Люди уже торчали в окнах — босые, растрепанные, в спешке застегивающие ремни на брюках. День еще не занялся, но ночь на востоке бледнела, уже окаймляя серым кантом безбрежный морской горизонт бельгийских лесов. Мокрый рассвет был очень холодным; подошвы ног стыли на сыром бетоне. Чудовищный гул, медленно восходящий к своему зениту, проникал через распахнутые окна. Казалось, гул этот исходит не от земли: равномерно наполнявшийся им небосвод внезапно стал твердью небесной, начинавшей вибрировать, как листовое железо; сначала это скорее напоминало странное метеорологическое явление, северное сияние, в котором звук необъяснимым образом подменился светом. Впечатление это усиливалось ответом тонувшей в ночной мгле земли, где ничто человеческое еще не двигалось, но которая встревоженно, беспорядочно перекликалась там и сям голосами своих зверей; в холодной мгле, когда звуки разносятся очень далеко, со стороны Бютте без конца, как в полнолуние, выли собаки, и временами слышно было, как низкий равномерный гул перекрывается поднимающимся из ближайших подлесков приглушенным и вкрадчивым клохтаньем сигнала тревоги. От горизонта пошла новая гудящая волна, начала шириться, не спеша поднимаясь к своей спокойной кульминации, величественно вкатываясь на небо, и на этот раз внезапно собаки умолкли, осталась только она. Затем гул начал стихать, теряя свое мощное, унисонное звучание ровной волны, оставляя волочиться позади себя икающее, крадущееся одиночное гудение, и грянули петухи в пустынном лесу на изумленной и очищенной, как после грозы, земле: занимался день.

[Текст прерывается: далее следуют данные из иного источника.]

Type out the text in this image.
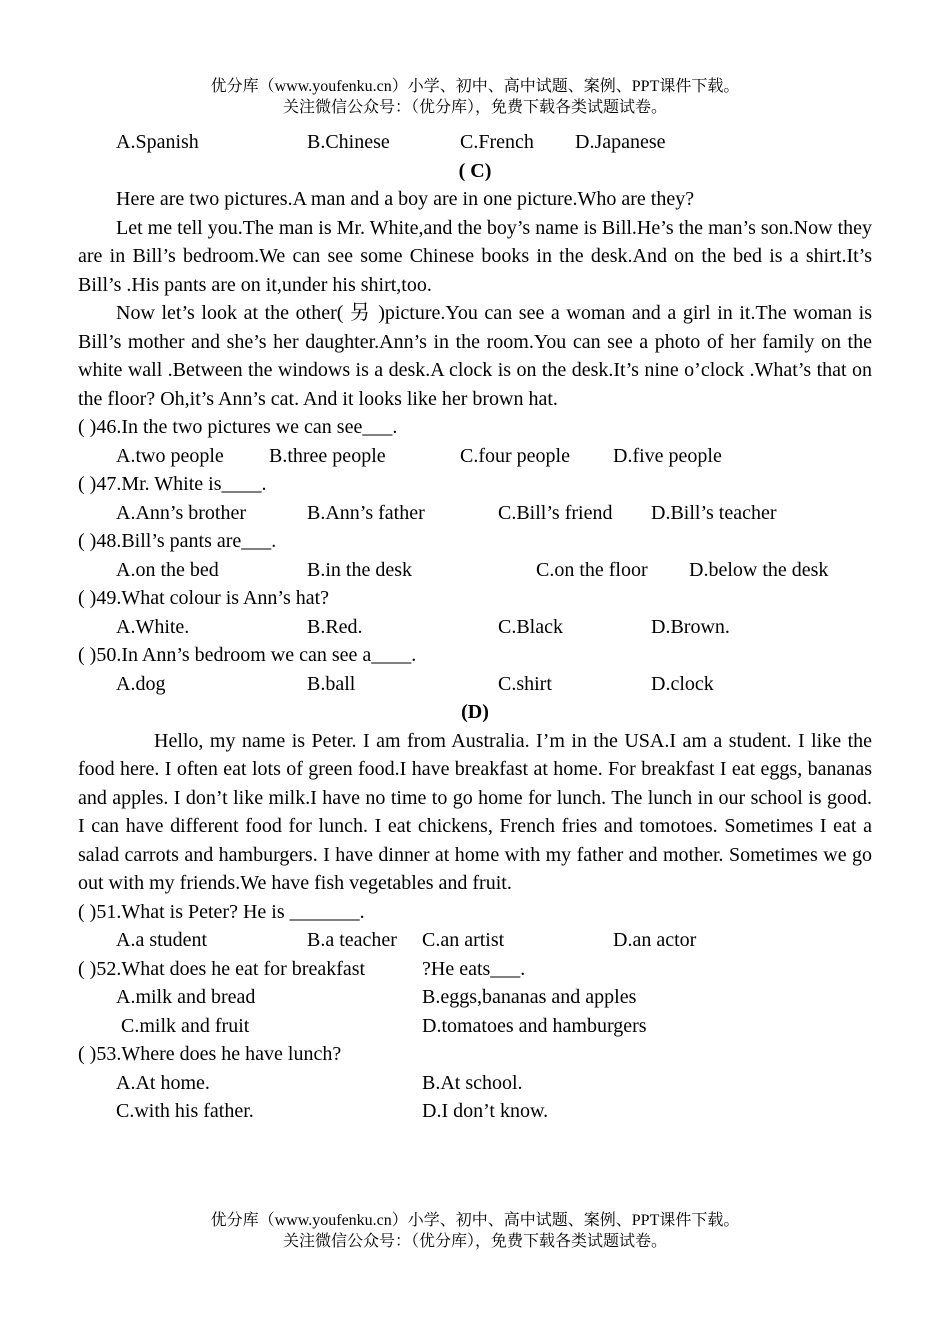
优分库（www.youfenku.cn）小学、初中、高中试题、案例、PPT课件下载。
关注微信公众号：（优分库），免费下载各类试题试卷。
A.Spanish	B.Chinese	C.French D.Japanese
( C)

Here are two pictures.A man and a boy are in one picture.Who are they?

Let me tell you.The man is Mr. White,and the boy’s name is Bill.He’s the man’s son.Now they are in Bill’s bedroom.We can see some Chinese books in the desk.And on the bed is a shirt.It’s Bill’s .His pants are on it,under his shirt,too.

Now let’s look at the other( 另 )picture.You can see a woman and a girl in it.The woman is Bill’s mother and she’s her daughter.Ann’s in the room.You can see a photo of her family on the white wall .Between the windows is a desk.A clock is on the desk.It’s nine o’clock .What’s that on the floor? Oh,it’s Ann’s cat. And it looks like her brown hat.

( )46.In the two pictures we can see___.
A.two people B.three people	C.four people D.five people
( )47.Mr. White is____.
A.Ann’s brother	B.Ann’s father	C.Bill’s friend D.Bill’s teacher
( )48.Bill’s pants are___.
A.on the bed	B.in the desk	C.on the floor D.below the desk
( )49.What colour is Ann’s hat?
A.White.	B.Red.	C.Black	D.Brown.
( )50.In Ann’s bedroom we can see a____.
A.dog	B.ball	C.shirt	D.clock
(D)

Hello, my name is Peter. I am from Australia. I’m in the USA.I am a student. I like the food here. I often eat lots of green food.I have breakfast at home. For breakfast I eat eggs, bananas and apples. I don’t like milk.I have no time to go home for lunch. The lunch in our school is good. I can have different food for lunch. I eat chickens, French fries and tomotoes. Sometimes I eat a salad carrots and hamburgers. I have dinner at home with my father and mother. Sometimes we go out with my friends.We have fish vegetables and fruit.

( )51.What is Peter? He is _______.
A.a student	B.a teacher C.an artist	D.an actor
( )52.What does he eat for breakfast	?He eats___.
A.milk and bread	B.eggs,bananas and apples
C.milk and fruit	D.tomatoes and hamburgers
( )53.Where does he have lunch?
A.At home.	B.At school.
C.with his father.	D.I don’t know.
优分库（www.youfenku.cn）小学、初中、高中试题、案例、PPT课件下载。
关注微信公众号：（优分库），免费下载各类试题试卷。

Вдруг они почувствовали, что зябнут, но и не подумали закрывать окна; напрягаясь, они прислушивались к легким шумам, которые ветер принялся гонять над лесом. Оливон приготовил кофе. Возник довольно жаркий спор. Оливон, чье мнение не разделял никто, утверждал, что это возвращаются из Германии английские самолеты.
— Им нужен Гитлер с его флотом, господин лейтенант. У англичан только это в голове, на остальное им наплевать.
Гранж всегда поражался тому всезнающему виду, с каким перемигивались солдаты, когда речь заходила об английской политике. Для них она была хитроумнейшим ударом исподтишка, образцовой загадкой скрытого надувательства.
— Узнаем из газет, — подвел черту Гуркюф, который, пребывая в сомнении, с утра пораньше откупорил бутылку красного вина.
Вскоре, однако, стало ясно, что день так сразу не войдет в свою колею. Вновь на горизонте стал нарастать гул, в этот раз не такой сильный, ощутимо сдвинутый к северу, и вдруг довольно плавно скользивший в посветлевшем небе над самым лесом шлейф черных точек начал делать кульбиты: два, три, четыре мощных взрыва потрясли утро, и из чрева взбудораженной земли со стороны отдаленных позиций танкистов грянул яростный, захлебывающийся треск пулеметов. И на сей раз в кают-компании наступила тишина. Прядь серого дыма, жалкая, чуть ли не разочаровывающая после такого грохота, извивалась и медленно рассеивалась далеко над лесом. Они долго смотрели на нее, не говоря ни слова.
— Нужно одеться, — бесстрастно заключил наконец Гуркюф.
Зазвонил телефон.
— Это вы, Гранж?
Голос был низкий, глуховатый, не столь ироничный, как мог бы того ожидать Гранж. Он раздавался на фоне непривычного шума: в то утро в канцелярии капитана стоял настоящий переполох.
— Передаю вам приказ о боеготовности номер один… — Голос Варена выделил эти слова со смакующим юмором. — …Письменное подтверждение скоро получите. — Голос стал фамильярнее и насмешливее: должно быть, капитан отделался от какого-то официального посетителя. — Заметьте себе хорошенько — один, а не два, потому как у нас должен быть порядок. А мы всегда опаздываем. Но разумеется, это всего лишь задаток. У вас есть радио?